British Triathlon rules meant that a podium in both races would guarantee Potter a place on the start list, a place she has been laser-focussed on ever since joining the Brownlees and co at their training base in Leeds in 2017 on a mission to fulfil her potential at the highest level. At first a swimmer, then a runner, the biking was the final piece of the puzzle to click into place, and learning the craft from some of the best in the business has clearly paid off.
“I think just with having the memories of Rio and not being well and people had come out to see me and I was disappointed and so I think, I just want a different Olympic experience this time. I mean, eventually it was the reason I decided to lead athletics, so I don’t want that to be the case with triathlon.”
By her own admission, Potter’s running speed off the bike was something that hadn’t been consistent in previous seasons. In Pontevedra, she’d had to work hard on the first lap to bridge to the leaders and then faced one of the best runners in the business in a 10km shootout for the title. Step one was to have a good T2. It gave her the edge she needed.

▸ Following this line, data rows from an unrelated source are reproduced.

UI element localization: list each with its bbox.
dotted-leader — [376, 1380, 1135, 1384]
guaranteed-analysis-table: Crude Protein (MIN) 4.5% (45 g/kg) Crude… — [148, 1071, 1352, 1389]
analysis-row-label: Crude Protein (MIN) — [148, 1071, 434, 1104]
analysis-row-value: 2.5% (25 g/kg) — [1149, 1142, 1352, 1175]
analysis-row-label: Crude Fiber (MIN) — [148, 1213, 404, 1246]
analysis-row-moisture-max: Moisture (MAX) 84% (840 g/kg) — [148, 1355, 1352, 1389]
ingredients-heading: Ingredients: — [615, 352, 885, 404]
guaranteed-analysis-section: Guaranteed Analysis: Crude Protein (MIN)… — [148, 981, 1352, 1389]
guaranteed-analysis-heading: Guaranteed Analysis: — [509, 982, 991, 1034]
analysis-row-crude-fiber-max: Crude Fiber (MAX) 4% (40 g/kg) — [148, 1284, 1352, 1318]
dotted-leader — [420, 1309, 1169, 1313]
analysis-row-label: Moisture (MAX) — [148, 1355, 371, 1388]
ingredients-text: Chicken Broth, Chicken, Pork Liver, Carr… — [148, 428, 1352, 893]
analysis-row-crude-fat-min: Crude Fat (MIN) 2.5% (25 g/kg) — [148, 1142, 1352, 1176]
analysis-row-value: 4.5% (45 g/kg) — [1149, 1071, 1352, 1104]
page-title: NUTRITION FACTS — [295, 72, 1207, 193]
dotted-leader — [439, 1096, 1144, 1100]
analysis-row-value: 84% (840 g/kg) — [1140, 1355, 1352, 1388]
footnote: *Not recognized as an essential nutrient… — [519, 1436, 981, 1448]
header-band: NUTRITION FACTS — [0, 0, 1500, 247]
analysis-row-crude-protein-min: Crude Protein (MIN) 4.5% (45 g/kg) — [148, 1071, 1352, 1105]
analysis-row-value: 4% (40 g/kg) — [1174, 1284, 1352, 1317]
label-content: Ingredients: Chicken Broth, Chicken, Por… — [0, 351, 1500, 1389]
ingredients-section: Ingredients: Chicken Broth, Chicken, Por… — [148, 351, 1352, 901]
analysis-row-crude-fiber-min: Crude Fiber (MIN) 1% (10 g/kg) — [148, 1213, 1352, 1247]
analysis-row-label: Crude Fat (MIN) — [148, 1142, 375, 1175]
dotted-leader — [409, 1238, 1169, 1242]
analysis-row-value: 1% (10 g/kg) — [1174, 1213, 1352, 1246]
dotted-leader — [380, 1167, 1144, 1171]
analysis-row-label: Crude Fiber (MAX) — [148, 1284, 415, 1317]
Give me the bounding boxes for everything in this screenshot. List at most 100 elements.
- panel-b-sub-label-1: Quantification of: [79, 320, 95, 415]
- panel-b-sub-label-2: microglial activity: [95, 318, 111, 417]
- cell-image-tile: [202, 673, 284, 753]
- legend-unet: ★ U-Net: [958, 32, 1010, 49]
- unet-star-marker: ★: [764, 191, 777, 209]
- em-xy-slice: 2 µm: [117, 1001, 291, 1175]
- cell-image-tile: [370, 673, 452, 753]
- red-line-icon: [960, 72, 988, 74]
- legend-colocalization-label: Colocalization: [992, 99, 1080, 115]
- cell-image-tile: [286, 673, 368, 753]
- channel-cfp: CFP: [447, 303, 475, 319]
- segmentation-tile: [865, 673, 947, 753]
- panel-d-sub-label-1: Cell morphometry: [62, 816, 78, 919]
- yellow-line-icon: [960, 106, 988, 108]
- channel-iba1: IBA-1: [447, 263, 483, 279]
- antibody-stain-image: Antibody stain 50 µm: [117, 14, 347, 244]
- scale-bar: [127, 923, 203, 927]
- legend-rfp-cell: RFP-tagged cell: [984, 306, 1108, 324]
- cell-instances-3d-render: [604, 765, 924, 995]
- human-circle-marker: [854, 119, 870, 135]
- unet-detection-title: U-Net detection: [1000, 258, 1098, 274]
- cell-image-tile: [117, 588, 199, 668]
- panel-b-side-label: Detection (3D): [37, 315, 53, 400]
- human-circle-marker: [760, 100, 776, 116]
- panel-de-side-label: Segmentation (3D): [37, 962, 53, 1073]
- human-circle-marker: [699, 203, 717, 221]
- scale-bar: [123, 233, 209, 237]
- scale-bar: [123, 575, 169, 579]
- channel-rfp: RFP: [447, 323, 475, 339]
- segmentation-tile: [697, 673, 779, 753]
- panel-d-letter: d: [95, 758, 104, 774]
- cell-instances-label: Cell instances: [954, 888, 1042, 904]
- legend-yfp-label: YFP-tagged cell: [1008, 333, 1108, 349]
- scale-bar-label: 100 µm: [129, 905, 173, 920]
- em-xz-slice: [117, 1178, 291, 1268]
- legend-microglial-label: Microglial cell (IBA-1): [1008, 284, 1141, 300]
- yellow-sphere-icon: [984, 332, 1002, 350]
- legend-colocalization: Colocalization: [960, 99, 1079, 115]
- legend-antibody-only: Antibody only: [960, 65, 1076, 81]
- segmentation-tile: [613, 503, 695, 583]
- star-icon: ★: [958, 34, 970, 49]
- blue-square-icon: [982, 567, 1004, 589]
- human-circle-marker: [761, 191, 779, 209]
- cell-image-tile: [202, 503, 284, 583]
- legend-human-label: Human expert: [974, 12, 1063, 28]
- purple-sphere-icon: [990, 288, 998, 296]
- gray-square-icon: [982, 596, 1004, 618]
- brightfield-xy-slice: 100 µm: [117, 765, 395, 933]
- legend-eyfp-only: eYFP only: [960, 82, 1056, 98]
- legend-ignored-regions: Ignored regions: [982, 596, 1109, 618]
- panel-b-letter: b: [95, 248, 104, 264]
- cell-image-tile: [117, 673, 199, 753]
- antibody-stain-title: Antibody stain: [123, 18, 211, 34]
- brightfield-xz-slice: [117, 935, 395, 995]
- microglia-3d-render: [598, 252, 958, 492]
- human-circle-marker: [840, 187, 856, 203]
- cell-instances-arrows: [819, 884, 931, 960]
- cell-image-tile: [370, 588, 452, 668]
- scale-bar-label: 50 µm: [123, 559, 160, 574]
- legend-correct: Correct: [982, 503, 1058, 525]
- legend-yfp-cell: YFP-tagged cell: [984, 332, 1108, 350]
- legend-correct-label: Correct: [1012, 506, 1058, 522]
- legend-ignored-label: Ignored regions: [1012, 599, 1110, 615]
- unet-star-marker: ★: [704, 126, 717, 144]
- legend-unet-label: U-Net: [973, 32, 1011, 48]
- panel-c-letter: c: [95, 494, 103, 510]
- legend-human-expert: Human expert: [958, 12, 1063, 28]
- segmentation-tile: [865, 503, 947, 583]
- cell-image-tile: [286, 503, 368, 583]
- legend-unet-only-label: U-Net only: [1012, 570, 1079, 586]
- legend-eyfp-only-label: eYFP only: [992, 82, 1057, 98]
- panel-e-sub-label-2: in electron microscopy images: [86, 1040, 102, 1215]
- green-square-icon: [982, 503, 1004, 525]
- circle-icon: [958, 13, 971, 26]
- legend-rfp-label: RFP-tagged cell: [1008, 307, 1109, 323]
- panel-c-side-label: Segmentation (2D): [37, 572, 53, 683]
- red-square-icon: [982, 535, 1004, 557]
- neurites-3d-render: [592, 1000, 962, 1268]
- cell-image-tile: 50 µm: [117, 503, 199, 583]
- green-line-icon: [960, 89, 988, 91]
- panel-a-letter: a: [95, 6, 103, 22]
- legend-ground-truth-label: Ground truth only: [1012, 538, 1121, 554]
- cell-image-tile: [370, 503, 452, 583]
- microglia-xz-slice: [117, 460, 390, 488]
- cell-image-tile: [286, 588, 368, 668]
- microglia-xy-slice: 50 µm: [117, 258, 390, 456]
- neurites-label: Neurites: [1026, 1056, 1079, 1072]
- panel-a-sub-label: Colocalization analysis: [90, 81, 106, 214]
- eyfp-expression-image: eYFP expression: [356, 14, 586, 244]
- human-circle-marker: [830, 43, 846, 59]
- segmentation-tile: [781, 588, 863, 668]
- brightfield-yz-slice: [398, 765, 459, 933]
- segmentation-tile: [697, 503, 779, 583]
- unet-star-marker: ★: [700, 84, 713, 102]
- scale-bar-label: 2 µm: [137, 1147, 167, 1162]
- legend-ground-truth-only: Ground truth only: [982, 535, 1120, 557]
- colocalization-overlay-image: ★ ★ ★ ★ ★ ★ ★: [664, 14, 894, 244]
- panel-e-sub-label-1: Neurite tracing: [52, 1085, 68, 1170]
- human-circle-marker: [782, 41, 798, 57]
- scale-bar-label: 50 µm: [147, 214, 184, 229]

“I knew when we were running into T2 that Cassandre was on the wrong side, and I was a bit confused by that. I was like, ‘I need to cut across you because my bike is on the right hand side and yours is on the left’, So I was like, maybe she’s a bit confused about where she’s going here. And then I had a very quick transition I knew that she wasn’t there.”
It transpired that it was Beaugrand who was struggling to find her rhythm through cramp on that first lap and it afforded Potter a window she knew she could capitalise on.
I was getting information that she was a couple seconds behind. I think she’d made contact by the end of the hill, but then on the downhill, I knew that’s where I was going to be better at running. So I made sure we ran that quite hard.”
“I did a lot of cross country when I was younger. Running cross country and especially hilly cross country that have tight bends and then in the Spanish streets it was on kind of sort of cobbled ground and it was lots of kind of sharp right handers and as you’re running quite uphill in a narrow, kind of through narrow streets as well. I like that sort of running and I guess somewhere like Paris and maybe Hamburg is more sort of flat and you can get into a rhythm and I think that’s what Cass is really good at.”